Translation: The moment a group of settlers attacked the car of Qassam Nazzal on his way from Ramallah to Jenin today

"The homes at the top of the village, where I live, are only a few hundred metres from the edge of the settlement,” Hamdan said, “so we often bear the brunt of the attacks.”

“Since I was a boy I have been witnessing the settlers attack us,” he said.

While he said settlers carry out attacks at least once a month in the village, residents "always see an increase in settler violence" when an attack is carried out against Israeli settlers in the West Bank, such as the shootings last week.

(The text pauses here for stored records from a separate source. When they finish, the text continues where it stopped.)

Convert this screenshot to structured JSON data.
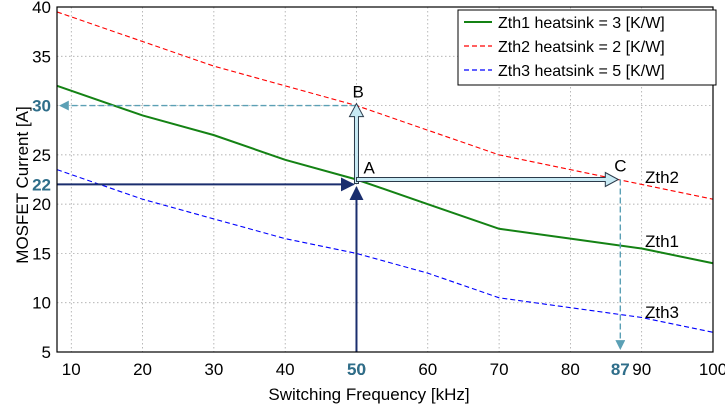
{
  "chart_data": {
    "type": "line",
    "xlabel": "Switching Frequency [kHz]",
    "ylabel": "MOSFET Current [A]",
    "xlim": [
      8,
      100
    ],
    "ylim": [
      5,
      40
    ],
    "x_ticks": [
      "10",
      "20",
      "30",
      "40",
      "50",
      "60",
      "70",
      "80",
      "90",
      "100"
    ],
    "y_ticks": [
      "5",
      "10",
      "15",
      "20",
      "25",
      "35",
      "40"
    ],
    "grid": true,
    "legend_position": "top-right",
    "series": [
      {
        "name": "Zth1 heatsink = 3 [K/W]",
        "label": "Zth1",
        "color": "#148214",
        "style": "solid",
        "x": [
          8,
          20,
          30,
          40,
          50,
          60,
          70,
          80,
          90,
          100
        ],
        "y": [
          32,
          29,
          27,
          24.5,
          22.5,
          20,
          17.5,
          16.5,
          15.5,
          14
        ]
      },
      {
        "name": "Zth2 heatsink = 2 [K/W]",
        "label": "Zth2",
        "color": "#ff0000",
        "style": "dashed",
        "x": [
          8,
          20,
          30,
          40,
          50,
          60,
          70,
          80,
          90,
          100
        ],
        "y": [
          39.5,
          36.5,
          34,
          32,
          30,
          27.5,
          25,
          23.5,
          22,
          20.5
        ]
      },
      {
        "name": "Zth3 heatsink = 5 [K/W]",
        "label": "Zth3",
        "color": "#0000ff",
        "style": "dashed",
        "x": [
          8,
          20,
          30,
          40,
          50,
          60,
          70,
          80,
          90,
          100
        ],
        "y": [
          23.5,
          20.5,
          18.5,
          16.5,
          15,
          13,
          10.5,
          9.5,
          8.5,
          7
        ]
      }
    ],
    "highlight_ticks": {
      "x": [
        "50",
        "87"
      ],
      "y": [
        "22",
        "30"
      ]
    },
    "points": [
      {
        "label": "A",
        "x": 50,
        "y": 22.5
      },
      {
        "label": "B",
        "x": 50,
        "y": 30
      },
      {
        "label": "C",
        "x": 87,
        "y": 22.5
      }
    ]
  }
}
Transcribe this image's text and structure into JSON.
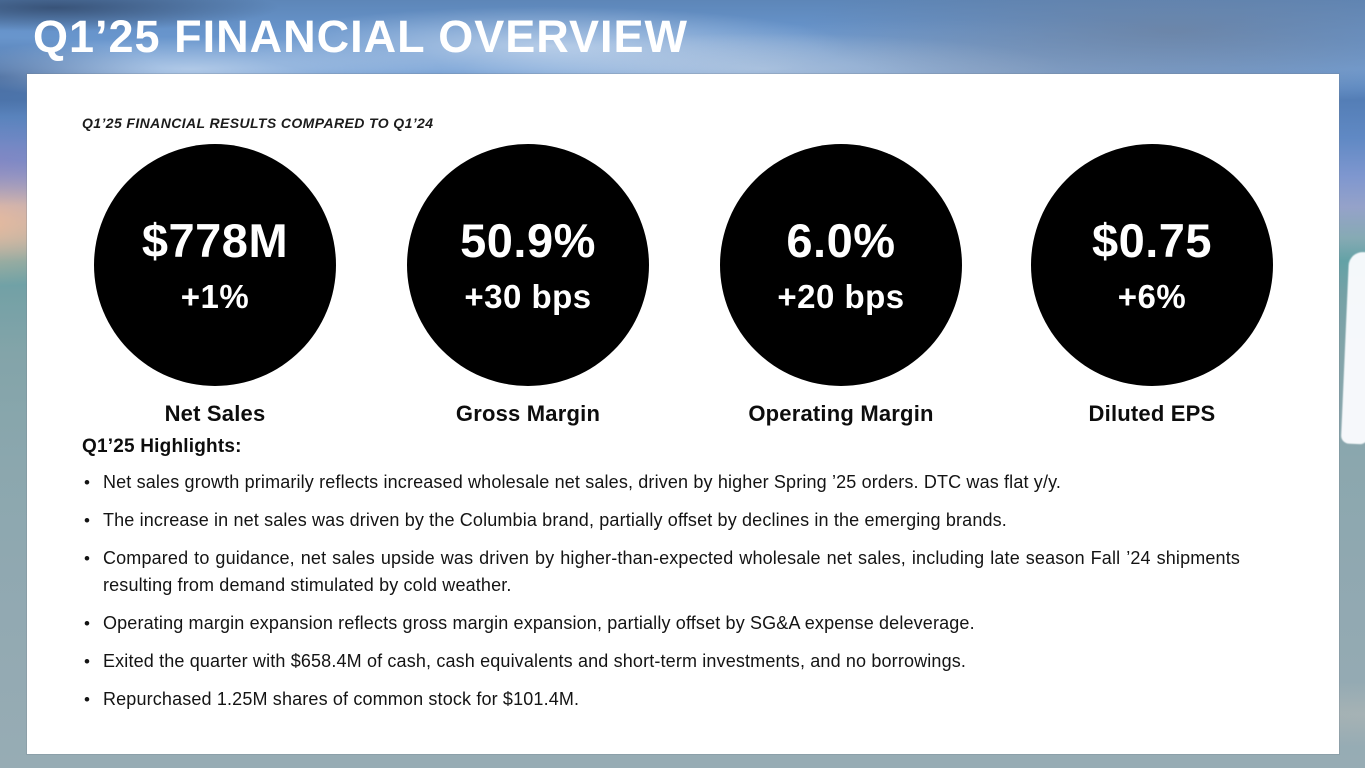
{
  "slide": {
    "title": "Q1’25 FINANCIAL OVERVIEW",
    "subtitle": "Q1’25 FINANCIAL RESULTS COMPARED TO Q1’24",
    "metrics": [
      {
        "value": "$778M",
        "change": "+1%",
        "label": "Net Sales"
      },
      {
        "value": "50.9%",
        "change": "+30 bps",
        "label": "Gross Margin"
      },
      {
        "value": "6.0%",
        "change": "+20 bps",
        "label": "Operating Margin"
      },
      {
        "value": "$0.75",
        "change": "+6%",
        "label": "Diluted EPS"
      }
    ],
    "highlights_title": "Q1’25 Highlights:",
    "highlights": [
      "Net sales growth primarily reflects increased wholesale net sales, driven by higher Spring ’25 orders. DTC was flat y/y.",
      "The increase in net sales was driven by the Columbia brand, partially offset by declines in the emerging brands.",
      "Compared to guidance, net sales upside was driven by higher-than-expected wholesale net sales, including late season Fall ’24 shipments resulting from demand stimulated by cold weather.",
      "Operating margin expansion reflects gross margin expansion, partially offset by SG&A expense deleverage.",
      "Exited the quarter with $658.4M of cash, cash equivalents and short-term investments, and no borrowings.",
      "Repurchased 1.25M shares of common stock for $101.4M."
    ],
    "colors": {
      "circle_fill": "#000000",
      "circle_text": "#ffffff",
      "card_background": "#ffffff",
      "title_text": "#ffffff",
      "body_text": "#141414"
    }
  }
}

“They call them price-tag attacks, but to us, they are just part of the everyday violence we face from settlers,” Hamdan told MEE.

What happened to the Dawabsheh family is evidence of what the settlers are capable of

- Nashaat Abed al-Fattah, Yasuf mayor

Despite the frequency of such violence against Palestinians, this week’s settler attacks have left many people fearful that things could escalate even further.

“What happened to the Dawabsheh family is evidence of what the settlers are capable of and many of us are aware of this fact,” Abed al-Fattah, the mayor of Yasuf, told MEE, referring to a 2015 attack in which Israeli settlers set fire to a Palestinian family's home in the West Bank village of Duma.

Saad and Riham Dawabsheh and their 18-month-old baby, Ali, were killed in that attack, while the couple's four-year-old son, Ahmed, was the sole survivor.

“Many people are scared to drive in their cars because of what’s happening,” Abed al-Fattah said, pointing to the case of Aisha al-Rabi, a Palestinian mother of eight who was killed in October when Israeli settlers hurled rocks at her car on the main road near Nablus.

“These settlers are terrorists that are protected by the terrorist state of Israel,” he said. “As long as the settlers are here on our land, there will never be peace.”